Architects are increasingly using perforated sheet metal to design facades. The product’s flexibility makes it a great application choice for not only the aesthetic features architects seek, but also the functional features building occupants need.

The sheets offer numerous benefits when mounted in front of glass surfaces. By varying the size of the panel, hole diameter and hole spacing, they can:

• Control sun exposure by reducing heat radiation. They also can diffuse light to eliminate glare and reduce colour fading of interior materials.

• Serve as an acoustical element to reduce indoor or outdoor noise.

• Enhance privacy so people can only see partially from the outside while the interior view outward remains nearly unobstructed.

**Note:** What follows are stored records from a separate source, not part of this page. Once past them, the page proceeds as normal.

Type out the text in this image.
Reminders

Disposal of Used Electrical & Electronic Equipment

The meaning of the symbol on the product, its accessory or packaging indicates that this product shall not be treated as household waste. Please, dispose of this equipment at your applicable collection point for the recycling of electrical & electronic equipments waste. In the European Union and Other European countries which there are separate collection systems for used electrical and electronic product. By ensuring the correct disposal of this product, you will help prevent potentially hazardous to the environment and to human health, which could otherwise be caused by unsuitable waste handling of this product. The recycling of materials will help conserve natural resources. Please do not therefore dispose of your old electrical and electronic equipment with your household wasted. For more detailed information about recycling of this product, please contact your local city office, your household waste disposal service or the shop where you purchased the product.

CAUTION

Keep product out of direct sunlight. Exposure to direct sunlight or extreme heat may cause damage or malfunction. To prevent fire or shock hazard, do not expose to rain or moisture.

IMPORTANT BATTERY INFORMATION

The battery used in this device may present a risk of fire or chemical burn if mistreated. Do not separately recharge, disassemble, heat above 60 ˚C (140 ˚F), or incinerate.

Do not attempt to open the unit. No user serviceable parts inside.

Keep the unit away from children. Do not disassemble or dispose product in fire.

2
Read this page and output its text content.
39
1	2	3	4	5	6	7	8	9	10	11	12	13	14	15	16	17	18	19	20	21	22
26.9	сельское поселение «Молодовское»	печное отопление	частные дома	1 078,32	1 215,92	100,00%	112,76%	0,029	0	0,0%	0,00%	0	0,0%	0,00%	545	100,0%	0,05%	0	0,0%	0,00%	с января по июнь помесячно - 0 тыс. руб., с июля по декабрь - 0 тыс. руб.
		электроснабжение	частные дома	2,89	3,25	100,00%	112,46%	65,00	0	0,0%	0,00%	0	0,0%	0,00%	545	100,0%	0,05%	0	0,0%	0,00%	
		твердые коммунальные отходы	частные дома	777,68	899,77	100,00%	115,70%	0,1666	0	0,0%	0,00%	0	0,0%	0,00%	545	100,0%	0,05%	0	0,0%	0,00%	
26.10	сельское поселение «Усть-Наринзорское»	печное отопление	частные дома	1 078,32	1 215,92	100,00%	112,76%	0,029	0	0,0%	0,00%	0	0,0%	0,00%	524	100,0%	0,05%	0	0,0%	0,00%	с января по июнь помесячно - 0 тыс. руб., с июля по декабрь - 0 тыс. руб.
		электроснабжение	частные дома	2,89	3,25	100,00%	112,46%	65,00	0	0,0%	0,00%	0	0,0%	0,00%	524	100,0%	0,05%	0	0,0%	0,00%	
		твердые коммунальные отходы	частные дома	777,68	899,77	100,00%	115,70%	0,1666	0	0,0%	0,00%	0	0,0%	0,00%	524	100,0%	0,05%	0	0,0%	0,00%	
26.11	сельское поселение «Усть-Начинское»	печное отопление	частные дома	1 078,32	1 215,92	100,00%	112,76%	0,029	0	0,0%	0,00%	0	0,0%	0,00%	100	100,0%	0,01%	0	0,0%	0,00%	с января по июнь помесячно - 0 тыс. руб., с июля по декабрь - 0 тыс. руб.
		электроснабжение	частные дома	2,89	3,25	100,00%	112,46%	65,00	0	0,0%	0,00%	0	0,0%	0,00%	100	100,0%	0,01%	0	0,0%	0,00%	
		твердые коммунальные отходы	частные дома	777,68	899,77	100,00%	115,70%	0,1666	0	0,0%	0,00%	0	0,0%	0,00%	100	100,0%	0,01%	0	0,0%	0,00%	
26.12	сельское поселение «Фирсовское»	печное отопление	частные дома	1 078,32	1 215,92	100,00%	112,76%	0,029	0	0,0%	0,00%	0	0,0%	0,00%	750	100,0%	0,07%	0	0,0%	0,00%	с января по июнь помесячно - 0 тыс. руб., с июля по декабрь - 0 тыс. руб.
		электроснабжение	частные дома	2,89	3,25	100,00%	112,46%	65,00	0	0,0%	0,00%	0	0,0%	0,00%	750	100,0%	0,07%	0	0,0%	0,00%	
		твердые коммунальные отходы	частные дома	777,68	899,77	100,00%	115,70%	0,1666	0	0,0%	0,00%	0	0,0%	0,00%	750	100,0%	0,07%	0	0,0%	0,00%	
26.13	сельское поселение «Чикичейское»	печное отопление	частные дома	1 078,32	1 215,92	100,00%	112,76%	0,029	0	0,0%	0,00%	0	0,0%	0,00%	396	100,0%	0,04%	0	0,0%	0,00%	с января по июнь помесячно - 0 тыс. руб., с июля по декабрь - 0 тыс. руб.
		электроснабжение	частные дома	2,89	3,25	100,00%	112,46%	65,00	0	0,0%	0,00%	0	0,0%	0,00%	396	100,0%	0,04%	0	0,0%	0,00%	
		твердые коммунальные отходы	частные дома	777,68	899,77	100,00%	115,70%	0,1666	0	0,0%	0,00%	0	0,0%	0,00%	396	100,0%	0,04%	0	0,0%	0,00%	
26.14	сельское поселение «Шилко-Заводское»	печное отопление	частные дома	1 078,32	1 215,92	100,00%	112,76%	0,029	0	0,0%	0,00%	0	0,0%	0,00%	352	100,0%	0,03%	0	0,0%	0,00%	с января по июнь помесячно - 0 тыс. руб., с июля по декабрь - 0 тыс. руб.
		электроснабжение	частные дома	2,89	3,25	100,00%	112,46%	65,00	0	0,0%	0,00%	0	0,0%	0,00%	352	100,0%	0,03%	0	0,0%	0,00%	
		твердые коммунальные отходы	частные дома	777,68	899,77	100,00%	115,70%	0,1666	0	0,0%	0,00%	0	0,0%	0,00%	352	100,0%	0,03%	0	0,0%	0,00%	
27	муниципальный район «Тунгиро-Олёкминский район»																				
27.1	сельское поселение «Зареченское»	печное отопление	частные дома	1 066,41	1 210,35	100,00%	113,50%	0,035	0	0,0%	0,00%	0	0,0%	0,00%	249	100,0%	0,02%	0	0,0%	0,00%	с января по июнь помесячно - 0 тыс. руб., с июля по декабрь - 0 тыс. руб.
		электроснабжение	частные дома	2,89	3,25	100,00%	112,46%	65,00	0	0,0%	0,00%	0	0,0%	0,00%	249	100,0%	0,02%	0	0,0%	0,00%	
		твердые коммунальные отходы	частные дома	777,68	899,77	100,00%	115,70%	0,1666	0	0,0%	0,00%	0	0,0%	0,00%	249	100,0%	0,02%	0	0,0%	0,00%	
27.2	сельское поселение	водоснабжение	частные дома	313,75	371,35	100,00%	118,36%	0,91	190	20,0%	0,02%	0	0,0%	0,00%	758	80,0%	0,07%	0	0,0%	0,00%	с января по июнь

In adverse weather conditions, perforated panels provide effective protection. Panels can diffuse strong winds to take the pressure off the building exterior. During heavy rain, windows that are behind perforated screens are largely spared while providing substantial visibility.

Picture Perforation faces

Designers often use perforated sheet metal on parking garage staircases or railway stations so that the areas are enclosed, but remain “airy.” With restoration projects, perforated facades or elements can be an option to stay within budget and still maintain aesthetically and functionally pleasing results.

Perforated metals are available in almost any alloy, but most commonly are made of aluminium, stainless or carbon steel. They are assembled into panels that can be formed to profile, and either attached to a building or wall mounted to a separate frame. If damaged, they can be easily replaced or duplicated. They are also resistant to dirt so they may never need cleaning, and can accommodate various coatings to emphasize colour. 

Using perforated sheet metals means architects don’t have to compromise their designs to deal with functional needs. The sheet metals’ flexibility and minimum maintenance requirements make them an ideal choice to control the sun and withstand uncontrollable weather.